There is a humble green park right at the town center, the only place where one could buy a pack of cigarette from a couple of vendors along the street.  For some reasons, they don’t sell cigarettes in stores.

Time stood still in this town, it’s one of those places that you either love it or hate it, depending on your mood.  I love it! 

Siwa is bliss.  An oasis away from the material world.

I’m already excited for some local adventures in the next couple of days to see the Mountain of the Dead, Temple of the Oracle, Cleopatra’s Bath and climb to the top of the Shali Fortess.

Getting there:  Go to the main bus terminal called Cairo Gateway or Turgoman and look for the window of West & Mid Delta Bus Co., it’s second from the left end side when you enter the terminal door.  Fare from Cairo to Siwa Oasis is EGP65 one-way.
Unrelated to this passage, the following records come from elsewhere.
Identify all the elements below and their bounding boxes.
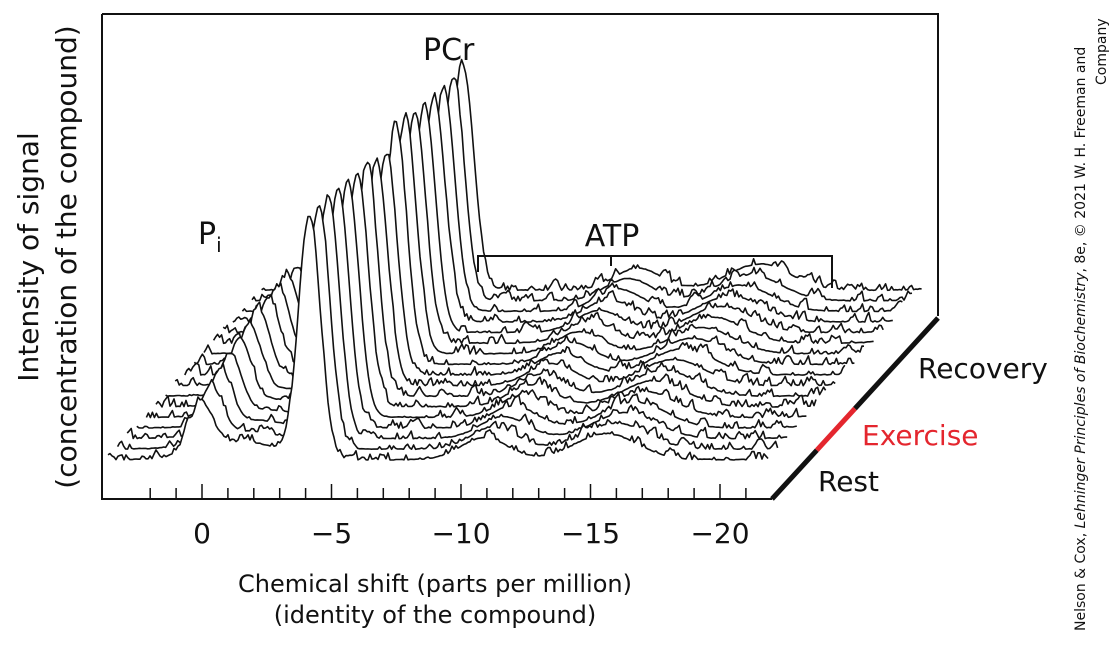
peak-label-pi: Pi [198,217,222,257]
time-axis-segment [853,316,940,411]
x-axis-ticks: 0 −5 −10 −15 −20 [149,484,750,550]
x-axis-title-line1: Chemical shift (parts per million) [238,570,632,598]
time-label-recovery: Recovery [918,352,1048,385]
frame-left-edge [101,14,772,500]
credit-line-1: Nelson & Cox, Lehninger Principles of Bi… [1073,47,1089,631]
time-axis-segment [814,406,857,452]
spectrum-line [145,178,807,419]
x-tick-label: −5 [311,517,352,550]
spectrum-line [116,205,779,451]
x-tick-label: −15 [561,517,620,550]
atp-bracket-line [477,255,833,288]
frame-top-edge [102,13,939,316]
spectrum-line [184,153,846,377]
time-label-exercise: Exercise [862,419,979,452]
spectrum-line [107,215,769,461]
y-axis-title-line1: Intensity of signal [12,132,45,381]
time-axis [770,316,940,501]
x-tick-label: 0 [193,517,211,550]
spectrum-line [174,157,836,387]
credit-line-2: Company [1094,18,1110,85]
spectrum-line [126,194,788,440]
spectrum-line [165,161,827,398]
chart-frame [101,13,939,500]
x-axis-title-line2: (identity of the compound) [274,601,597,629]
spectrum-line [136,187,797,430]
time-label-rest: Rest [818,465,879,498]
x-tick-label: −20 [690,517,749,550]
time-axis-segment [770,448,819,501]
y-axis-title-line2: (concentration of the compound) [50,25,83,488]
spectra-group [107,58,922,470]
x-tick-label: −10 [431,517,490,550]
peak-label-pcr: PCr [423,33,475,68]
atp-label: ATP [585,219,640,254]
atp-bracket [477,255,833,288]
spectrum-line [155,172,817,408]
Getting out: I don't have a ticket yet coming back to Cairo so I head to the small bus station in Siwa but the ticket office was close and will only open at 4:00pm, so I came back in the afternoon.  The friendly attendant at the ticket booth told me that the 8:00pm bus to Cairo had tire busted, he recommended that I take the 10:00pm bus to Alexandria at EGP50.

There were several military checkpoints along the way during the 9 hours trip and it was very inconvenient especially if you have baggages under the bus compartment, the uniformed military searched baggages on random, even my backpack on the top of the cabin compartment was checked.  Ready your passport with you.  The bus stopped at Marsa Matrouh before heading to Alexandria, and from Alexandria I took the bus that goes to Cairo at 25 EGP.

The bus stops at Cairo downtown but I overslept and ended up at the end of the line near the airport from where I have to take a taxi that costs more than my bus fare, back to downtown.